Workflow & Modules
Overview
Real-world datasets often contain many columns, but only a subset of them actually helps a machine-learning model make accurate predictions. Finding that subset -- feature selection -- is a core goal of Octopus.
A workflow is an ordered list of tasks that are executed one after another. Each task wraps a module, and each module either selects features, trains models, or both.
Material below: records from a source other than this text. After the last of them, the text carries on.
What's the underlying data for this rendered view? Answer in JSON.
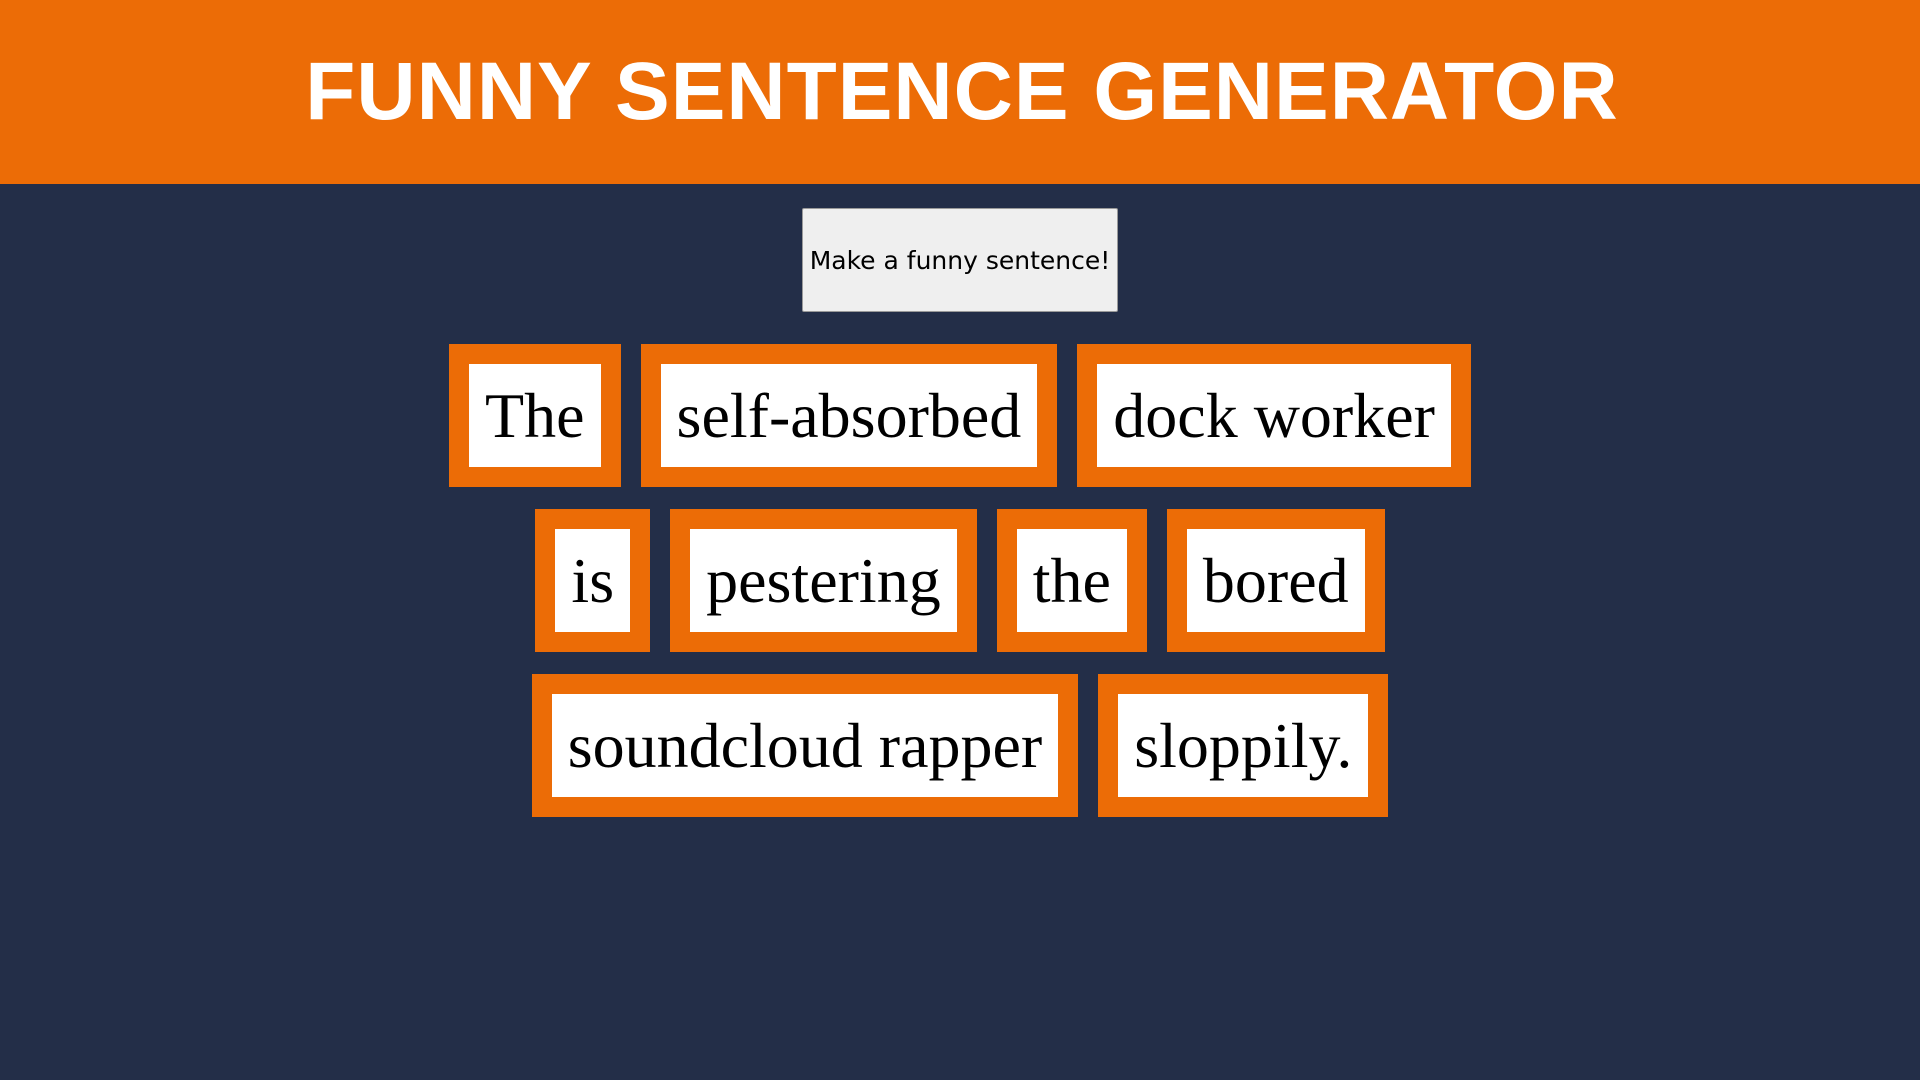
{
  "header": {
    "title": "FUNNY SENTENCE GENERATOR"
  },
  "controls": {
    "button_label": "Make a funny sentence!"
  },
  "sentence": {
    "rows": [
      [
        "The",
        "self-absorbed",
        "dock worker"
      ],
      [
        "is",
        "pestering",
        "the",
        "bored"
      ],
      [
        "soundcloud rapper",
        "sloppily."
      ]
    ]
  },
  "colors": {
    "accent": "#ec6c06",
    "background": "#232e48",
    "tile_inner": "#ffffff",
    "button": "#efefef"
  }
}
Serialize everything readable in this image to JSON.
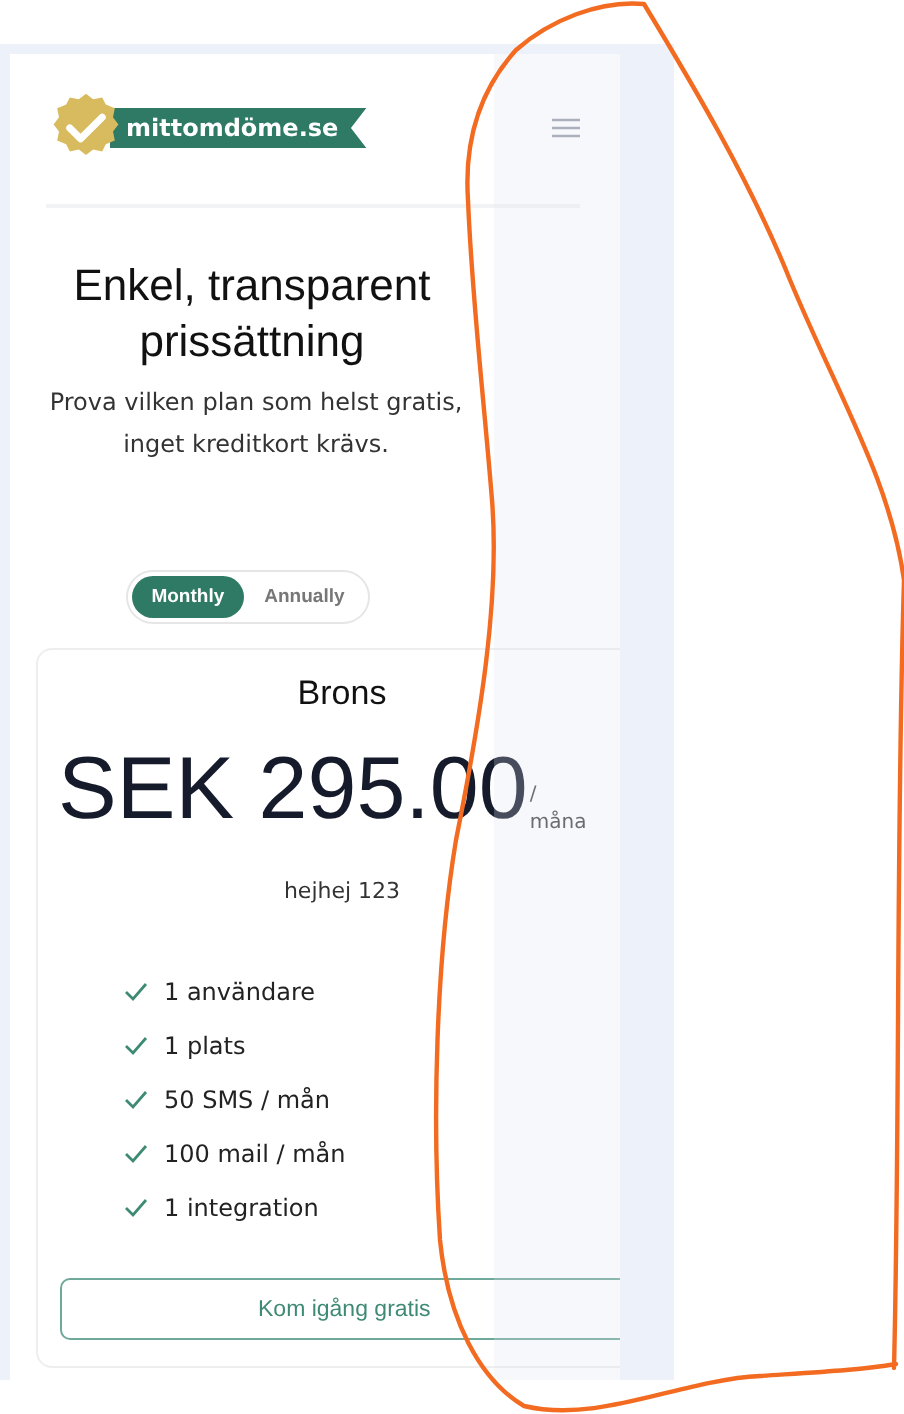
{
  "header": {
    "logo_text": "mittomdöme.se"
  },
  "hero": {
    "title": "Enkel, transparent prissättning",
    "subtitle": "Prova vilken plan som helst gratis, inget kreditkort krävs."
  },
  "billing_toggle": [
    {
      "label": "Monthly",
      "selected": true
    },
    {
      "label": "Annually",
      "selected": false
    }
  ],
  "plan": {
    "name": "Brons",
    "price": "SEK 295.00",
    "period": "/måna",
    "description": "hejhej 123",
    "features": [
      {
        "label": "1 användare",
        "included": true
      },
      {
        "label": "1 plats",
        "included": true
      },
      {
        "label": "50 SMS / mån",
        "included": true
      },
      {
        "label": "100 mail / mån",
        "included": true
      },
      {
        "label": "1 integration",
        "included": true
      }
    ],
    "cta": "Kom igång gratis"
  }
}
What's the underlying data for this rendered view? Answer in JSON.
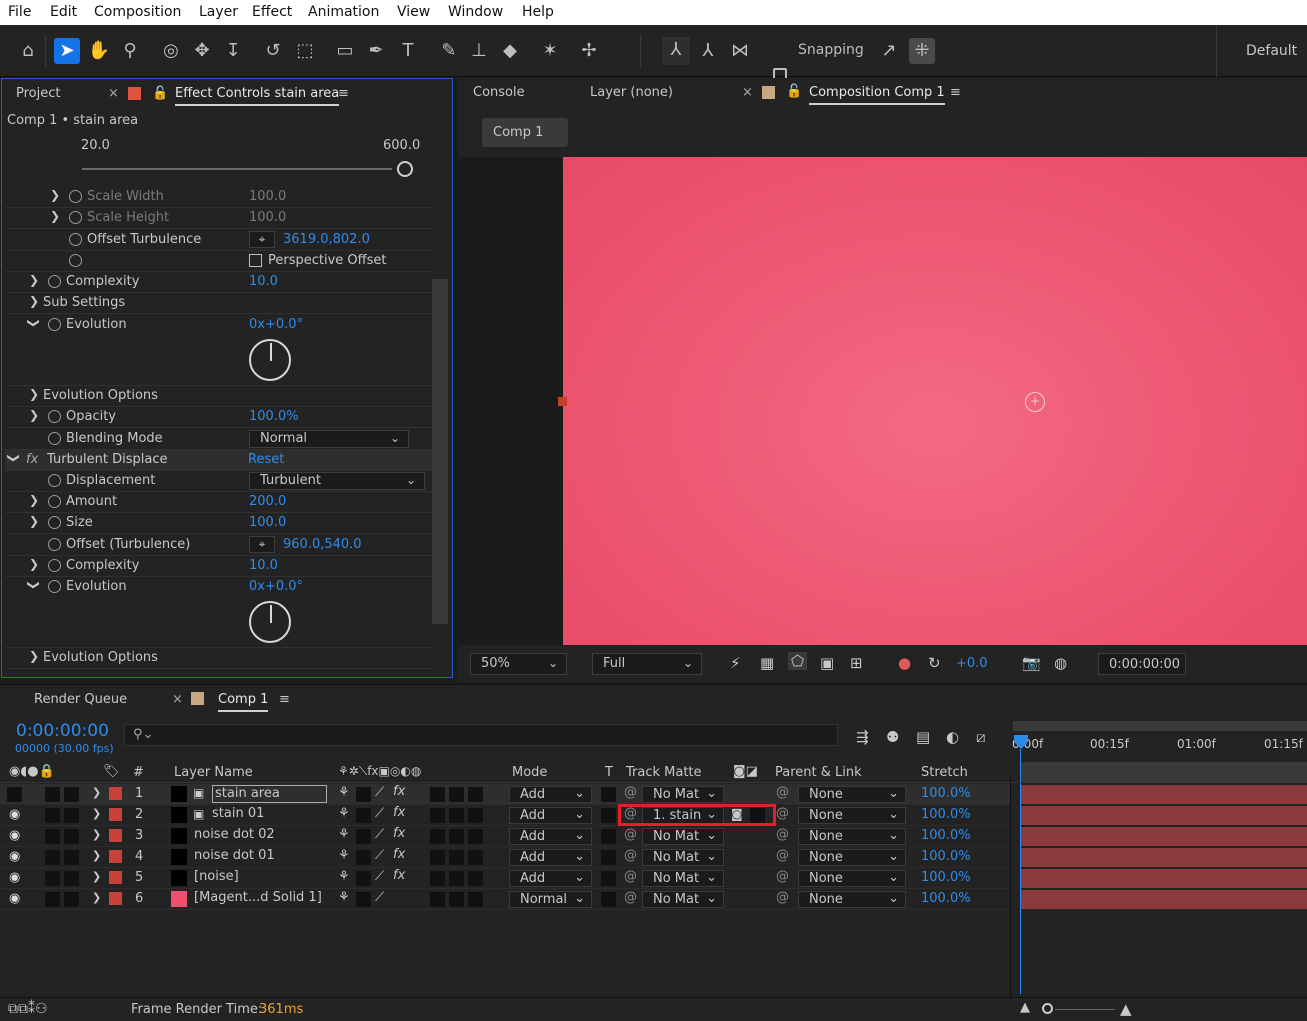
{
  "menu": [
    "File",
    "Edit",
    "Composition",
    "Layer",
    "Effect",
    "Animation",
    "View",
    "Window",
    "Help"
  ],
  "toolbar": {
    "snapping": "Snapping",
    "workspace": "Default"
  },
  "left": {
    "tab_project": "Project",
    "tab_effect": "Effect Controls stain area",
    "breadcrumb": "Comp 1 • stain area",
    "slider_min": "20.0",
    "slider_max": "600.0",
    "rows": [
      {
        "label": "Scale Width",
        "value": "100.0"
      },
      {
        "label": "Scale Height",
        "value": "100.0"
      },
      {
        "label": "Offset Turbulence",
        "value": "3619.0,802.0"
      },
      {
        "label": "Perspective Offset",
        "value": ""
      },
      {
        "label": "Complexity",
        "value": "10.0"
      },
      {
        "label": "Sub Settings",
        "value": ""
      },
      {
        "label": "Evolution",
        "value": "0x+0.0°"
      },
      {
        "label": "Evolution Options",
        "value": ""
      },
      {
        "label": "Opacity",
        "value": "100.0%"
      },
      {
        "label": "Blending Mode",
        "value": "Normal"
      },
      {
        "label": "Turbulent Displace",
        "value": "Reset"
      },
      {
        "label": "Displacement",
        "value": "Turbulent"
      },
      {
        "label": "Amount",
        "value": "200.0"
      },
      {
        "label": "Size",
        "value": "100.0"
      },
      {
        "label": "Offset (Turbulence)",
        "value": "960.0,540.0"
      },
      {
        "label": "Complexity",
        "value": "10.0"
      },
      {
        "label": "Evolution",
        "value": "0x+0.0°"
      },
      {
        "label": "Evolution Options",
        "value": ""
      }
    ]
  },
  "viewer": {
    "tab_console": "Console",
    "tab_layer": "Layer (none)",
    "tab_comp": "Composition Comp 1",
    "comp_button": "Comp 1",
    "zoom": "50%",
    "resolution": "Full",
    "exposure": "+0.0",
    "timecode": "0:00:00:00"
  },
  "timeline": {
    "tab_render": "Render Queue",
    "tab_comp": "Comp 1",
    "time": "0:00:00:00",
    "frames": "00000 (30.00 fps)",
    "ruler": [
      "0:00f",
      "00:15f",
      "01:00f",
      "01:15f"
    ],
    "headers": {
      "num": "#",
      "name": "Layer Name",
      "mode": "Mode",
      "t": "T",
      "matte": "Track Matte",
      "parent": "Parent & Link",
      "stretch": "Stretch"
    },
    "layers": [
      {
        "num": "1",
        "name": "stain area",
        "mode": "Add",
        "matte": "No Mat",
        "parent": "None",
        "stretch": "100.0%",
        "color": "#000000"
      },
      {
        "num": "2",
        "name": "stain 01",
        "mode": "Add",
        "matte": "1. stain",
        "parent": "None",
        "stretch": "100.0%",
        "color": "#000000"
      },
      {
        "num": "3",
        "name": "noise dot 02",
        "mode": "Add",
        "matte": "No Mat",
        "parent": "None",
        "stretch": "100.0%",
        "color": "#000000"
      },
      {
        "num": "4",
        "name": "noise dot 01",
        "mode": "Add",
        "matte": "No Mat",
        "parent": "None",
        "stretch": "100.0%",
        "color": "#000000"
      },
      {
        "num": "5",
        "name": "[noise]",
        "mode": "Add",
        "matte": "No Mat",
        "parent": "None",
        "stretch": "100.0%",
        "color": "#000000"
      },
      {
        "num": "6",
        "name": "[Magent...d Solid 1]",
        "mode": "Normal",
        "matte": "No Mat",
        "parent": "None",
        "stretch": "100.0%",
        "color": "#f0506e"
      }
    ],
    "footer_label": "Frame Render Time:",
    "footer_value": "361ms"
  },
  "colors": {
    "accent": "#2d8ceb",
    "highlight": "#e0202a",
    "comp_bg": "#ee5a75"
  }
}
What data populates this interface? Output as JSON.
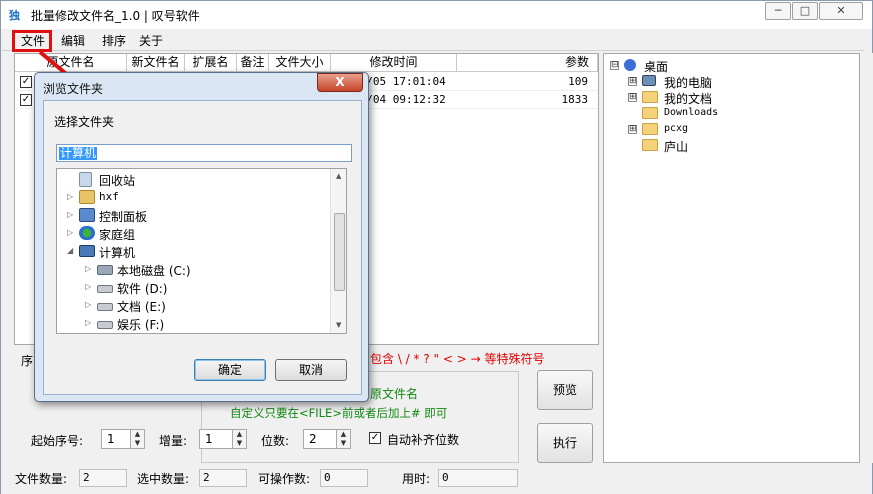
{
  "window": {
    "title": "批量修改文件名_1.0 | 叹号软件",
    "icon_text": "独",
    "controls": [
      "─",
      "□",
      "✕"
    ]
  },
  "menu": [
    "文件",
    "编辑",
    "排序",
    "关于"
  ],
  "list": {
    "headers": [
      "原文件名",
      "新文件名",
      "扩展名",
      "备注",
      "文件大小",
      "修改时间",
      "参数"
    ],
    "rows": [
      {
        "checked": "✓",
        "modified": "05/05 17:01:04",
        "param": "109"
      },
      {
        "checked": "✓",
        "modified": "06/04 09:12:32",
        "param": "1833"
      }
    ]
  },
  "tree": {
    "items": [
      {
        "label": "桌面",
        "expander": "⊟",
        "icon": "monitor-user-icon"
      },
      {
        "label": "我的电脑",
        "expander": "⊞",
        "icon": "computer-icon"
      },
      {
        "label": "我的文档",
        "expander": "⊞",
        "icon": "folder-icon"
      },
      {
        "label": "Downloads",
        "expander": "",
        "icon": "folder-icon"
      },
      {
        "label": "pcxg",
        "expander": "⊞",
        "icon": "folder-icon"
      },
      {
        "label": "庐山",
        "expander": "",
        "icon": "folder-icon"
      }
    ]
  },
  "options": {
    "seq_prefix": "序",
    "forbidden_hint": "包含 \\ /  * ? \" < > → 等特殊符号",
    "orig_name_hint": "原文件名",
    "custom_hint": "自定义只要在<FILE>前或者后加上# 即可",
    "start_label": "起始序号:",
    "start_value": "1",
    "incr_label": "增量:",
    "incr_value": "1",
    "digits_label": "位数:",
    "digits_value": "2",
    "auto_pad_label": "自动补齐位数",
    "auto_pad_checked": "✓",
    "preview_label": "预览",
    "run_label": "执行"
  },
  "status": {
    "count_label": "文件数量:",
    "count_value": "2",
    "selected_label": "选中数量:",
    "selected_value": "2",
    "operable_label": "可操作数:",
    "operable_value": "0",
    "time_label": "用时:",
    "time_value": "0"
  },
  "dialog": {
    "title": "浏览文件夹",
    "close": "X",
    "prompt": "选择文件夹",
    "path_value": "计算机",
    "items": [
      {
        "label": "回收站",
        "indent": 0,
        "tri": "",
        "icon": "recycle-bin-icon"
      },
      {
        "label": "hxf",
        "indent": 0,
        "tri": "▷",
        "icon": "user-folder-icon"
      },
      {
        "label": "控制面板",
        "indent": 0,
        "tri": "▷",
        "icon": "control-panel-icon"
      },
      {
        "label": "家庭组",
        "indent": 0,
        "tri": "▷",
        "icon": "homegroup-icon"
      },
      {
        "label": "计算机",
        "indent": 0,
        "tri": "◢",
        "icon": "computer-icon"
      },
      {
        "label": "本地磁盘 (C:)",
        "indent": 1,
        "tri": "▷",
        "icon": "system-drive-icon"
      },
      {
        "label": "软件 (D:)",
        "indent": 1,
        "tri": "▷",
        "icon": "drive-icon"
      },
      {
        "label": "文档 (E:)",
        "indent": 1,
        "tri": "▷",
        "icon": "drive-icon"
      },
      {
        "label": "娱乐 (F:)",
        "indent": 1,
        "tri": "▷",
        "icon": "drive-icon"
      }
    ],
    "ok_label": "确定",
    "cancel_label": "取消"
  },
  "colors": {
    "highlight_red": "#e01010",
    "hint_red": "#e00000",
    "hint_green": "#118811",
    "selection_blue": "#3399ff"
  }
}
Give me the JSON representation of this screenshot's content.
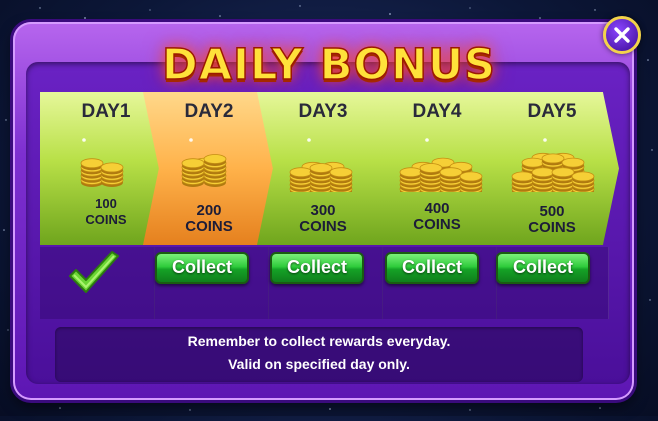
{
  "title": "DAILY BONUS",
  "close_icon": "close-icon",
  "days": [
    {
      "label": "DAY1",
      "amount": "100",
      "unit": "COINS",
      "state": "collected",
      "color": "#b8e047"
    },
    {
      "label": "DAY2",
      "amount": "200",
      "unit": "COINS",
      "state": "collectable",
      "color": "#ffb24a",
      "button": "Collect"
    },
    {
      "label": "DAY3",
      "amount": "300",
      "unit": "COINS",
      "state": "collectable",
      "color": "#b8e047",
      "button": "Collect"
    },
    {
      "label": "DAY4",
      "amount": "400",
      "unit": "COINS",
      "state": "collectable",
      "color": "#b8e047",
      "button": "Collect"
    },
    {
      "label": "DAY5",
      "amount": "500",
      "unit": "COINS",
      "state": "collectable",
      "color": "#b8e047",
      "button": "Collect"
    }
  ],
  "footer": {
    "line1": "Remember to collect rewards everyday.",
    "line2": "Valid on specified day only."
  },
  "colors": {
    "panel": "#7d2fd0",
    "title": "#ffe23a",
    "button": "#2fcc3c",
    "check": "#7ee34a"
  }
}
By chaining tasks together you build a pipeline that progressively narrows the feature set: start with cheap, fast filters to discard obvious noise, then hand the reduced set to more expensive methods for further refinement.
Module types
Octopus ships two kinds of modules:
| Type | Purpose | Examples |
|---|---|---|
| Feature Selection | Reduce the number of features | ROC, MRMR, Boruta |
| Machine Learning | Train models, optimize hyperparameters, and optionally select features | Octo, AutoGluon |
Both types return a list of selected features that the next task in the workflow can consume.
How tasks are connected
Every task has a task_id (starting at 0) and an optional depends_on parameter pointing to
the task_id of a prior task.
- The first task (
depends_on=None) receives all columns listed infeature_cols. - A dependent task (
depends_on=N) receives only the features selected by task N, plus any scores, predictions, and feature-importance tables that task N produced.
Example workflow
A typical three-step pipeline looks like this:
Task 0 (Octo) all 30 features
|
v selected_features (e.g. 20)
Task 1 (MRMR) receives 20 features from Task 0
|
v selected_features (e.g. 15)
Task 2 (Octo) receives 15 features from Task 1
In Python this translates to:
from octopus.study import OctoClassification
from octopus.modules import Mrmr, Octo
from octopus.types import ModelName
study = OctoClassification(
...,
workflow=[
Octo(
task_id=0,
depends_on=None,
description="step1_octo_full",
models=[ModelName.ExtraTreesClassifier],
n_trials=200,
n_inner_splits=5,
max_features=30,
),
Mrmr(
task_id=1,
depends_on=0,
description="step2_mrmr",
n_features=15,
),
Octo(
task_id=2,
depends_on=1,
description="step3_octo_reduced",
models=[ModelName.ExtraTreesClassifier],
n_trials=200,
n_inner_splits=5,
ensemble_selection=True,
),
],
)
study.fit(data=df)
Tip
Ordering matters: tasks with depends_on=None must appear before tasks that reference
them, and task_id values must form a contiguous sequence starting at 0.
Feature Selection Modules
The table below lists all feature-selection modules roughly ordered from cheapest to most expensive:
| Module | Wraps | Description |
|---|---|---|
| ROC | scipy, networkx (custom) | Removes correlated features using graph-based grouping |
| MRMR | Custom implementation | Maximum Relevance Minimum Redundancy filter |
| Boruta | Custom (based on BorutaPy) | Shadow-feature statistical test |
Machine Learning Modules
| Module | Description |
|---|---|
| Octo | Core ML module with HPO, ensembling, and feature importance |
| AutoGluon | AutoGluon TabularPredictor wrapper |